Most of these dynamic expressions and representations of identity are widely supported by the state and by a generally sympathetic and interested public. In the wake of ongoing attempts at recognition of Aboriginal land and heritage rights, there are few cultural spaces that are not touched by the need, or indeed desire to imagine Aboriginality in some way. Education, health, the arts, employment all struggle with ‘two-way culture’ and ‘culturally appropriate’ initiatives and methods. While these activities and initiatives are ubiquitous, there is little agreement about what to call them, how to describe them or, how to interpret them. In some cases local communities are in dispute over who should exercise authority over cultural representations. Common talk of Aboriginal values, Aboriginal ontology and other ways of speaking about ‘an’ Aboriginal cultural domain can mislead as they try to recognise difference and where identities are never clear cut or sharply divided.
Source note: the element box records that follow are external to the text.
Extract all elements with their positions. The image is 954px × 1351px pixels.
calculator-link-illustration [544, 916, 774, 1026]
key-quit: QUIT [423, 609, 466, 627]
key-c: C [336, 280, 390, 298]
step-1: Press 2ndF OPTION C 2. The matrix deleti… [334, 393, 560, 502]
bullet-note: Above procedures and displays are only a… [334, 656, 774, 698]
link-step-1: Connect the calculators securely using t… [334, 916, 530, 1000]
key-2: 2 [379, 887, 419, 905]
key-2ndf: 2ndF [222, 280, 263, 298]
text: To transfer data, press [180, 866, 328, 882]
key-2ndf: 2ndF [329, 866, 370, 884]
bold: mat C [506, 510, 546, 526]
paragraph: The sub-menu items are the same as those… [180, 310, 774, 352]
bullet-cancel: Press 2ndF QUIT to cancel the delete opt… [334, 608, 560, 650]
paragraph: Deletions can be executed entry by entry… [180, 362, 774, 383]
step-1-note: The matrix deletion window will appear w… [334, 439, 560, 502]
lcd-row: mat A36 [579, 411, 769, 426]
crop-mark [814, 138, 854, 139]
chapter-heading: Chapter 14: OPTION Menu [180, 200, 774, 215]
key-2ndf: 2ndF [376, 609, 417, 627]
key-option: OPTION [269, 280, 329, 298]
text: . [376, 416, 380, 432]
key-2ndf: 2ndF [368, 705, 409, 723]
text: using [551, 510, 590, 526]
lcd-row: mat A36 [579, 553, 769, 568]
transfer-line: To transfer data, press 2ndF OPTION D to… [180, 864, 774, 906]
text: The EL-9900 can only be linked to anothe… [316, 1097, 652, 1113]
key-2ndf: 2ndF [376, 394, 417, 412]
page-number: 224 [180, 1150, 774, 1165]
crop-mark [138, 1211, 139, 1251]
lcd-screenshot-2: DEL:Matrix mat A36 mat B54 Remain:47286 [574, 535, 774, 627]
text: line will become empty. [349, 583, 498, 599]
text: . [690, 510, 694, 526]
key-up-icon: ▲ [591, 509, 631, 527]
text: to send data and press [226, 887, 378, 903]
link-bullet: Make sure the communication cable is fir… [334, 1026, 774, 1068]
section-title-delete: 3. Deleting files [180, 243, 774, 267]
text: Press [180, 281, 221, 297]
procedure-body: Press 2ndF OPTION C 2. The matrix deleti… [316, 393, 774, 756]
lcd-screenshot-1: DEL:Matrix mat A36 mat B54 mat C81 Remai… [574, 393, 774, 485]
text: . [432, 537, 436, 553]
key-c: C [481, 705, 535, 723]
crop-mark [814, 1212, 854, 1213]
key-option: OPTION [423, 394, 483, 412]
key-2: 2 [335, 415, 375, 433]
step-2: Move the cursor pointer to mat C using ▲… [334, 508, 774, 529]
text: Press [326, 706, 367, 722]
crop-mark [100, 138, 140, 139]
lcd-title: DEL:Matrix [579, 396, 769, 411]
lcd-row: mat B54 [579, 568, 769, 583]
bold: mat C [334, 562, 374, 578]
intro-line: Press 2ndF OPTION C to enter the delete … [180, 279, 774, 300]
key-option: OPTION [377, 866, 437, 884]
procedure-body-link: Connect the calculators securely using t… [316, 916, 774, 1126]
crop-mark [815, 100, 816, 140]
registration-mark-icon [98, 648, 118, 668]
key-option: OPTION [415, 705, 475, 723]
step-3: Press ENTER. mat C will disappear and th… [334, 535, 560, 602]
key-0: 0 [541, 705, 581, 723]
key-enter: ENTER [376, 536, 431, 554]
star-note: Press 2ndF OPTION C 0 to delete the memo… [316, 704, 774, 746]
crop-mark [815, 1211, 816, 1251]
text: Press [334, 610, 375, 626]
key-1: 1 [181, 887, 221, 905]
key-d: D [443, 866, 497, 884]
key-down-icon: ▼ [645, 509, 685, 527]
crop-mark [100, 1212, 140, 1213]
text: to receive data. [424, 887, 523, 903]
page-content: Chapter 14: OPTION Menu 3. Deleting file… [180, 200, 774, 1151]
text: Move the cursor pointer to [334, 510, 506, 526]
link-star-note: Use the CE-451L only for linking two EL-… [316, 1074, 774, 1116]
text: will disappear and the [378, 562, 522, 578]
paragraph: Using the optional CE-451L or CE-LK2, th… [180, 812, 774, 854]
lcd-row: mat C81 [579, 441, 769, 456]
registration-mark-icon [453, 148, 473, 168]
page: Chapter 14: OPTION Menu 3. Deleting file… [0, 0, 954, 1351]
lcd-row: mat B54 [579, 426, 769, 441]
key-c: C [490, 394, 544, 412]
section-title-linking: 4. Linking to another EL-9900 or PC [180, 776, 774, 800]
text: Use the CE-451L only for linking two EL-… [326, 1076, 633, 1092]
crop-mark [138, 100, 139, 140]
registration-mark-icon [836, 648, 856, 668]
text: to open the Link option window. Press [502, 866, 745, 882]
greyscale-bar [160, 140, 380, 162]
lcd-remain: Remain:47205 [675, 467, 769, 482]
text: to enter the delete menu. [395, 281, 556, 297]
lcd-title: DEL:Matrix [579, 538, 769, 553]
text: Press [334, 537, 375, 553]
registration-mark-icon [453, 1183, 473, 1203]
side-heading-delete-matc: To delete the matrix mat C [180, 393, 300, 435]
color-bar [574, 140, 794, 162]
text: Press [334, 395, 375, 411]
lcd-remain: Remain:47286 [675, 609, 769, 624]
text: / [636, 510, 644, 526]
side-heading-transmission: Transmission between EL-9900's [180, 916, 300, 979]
We are interested in rigorous research based on concrete examples that will allow complex and varied representations of re-emergent cultural practices, new inventions and re-worked identities.

The condition of being thought settled - or unsettled - requires that research focuses on the conditions of settlement -governance, race relations, hybridity, violence, cross cultural communication, power relations. This disparate collection of terms, and indeed this conference, is intended to cover a series of contradictory ways different people have approached and experienced these issues.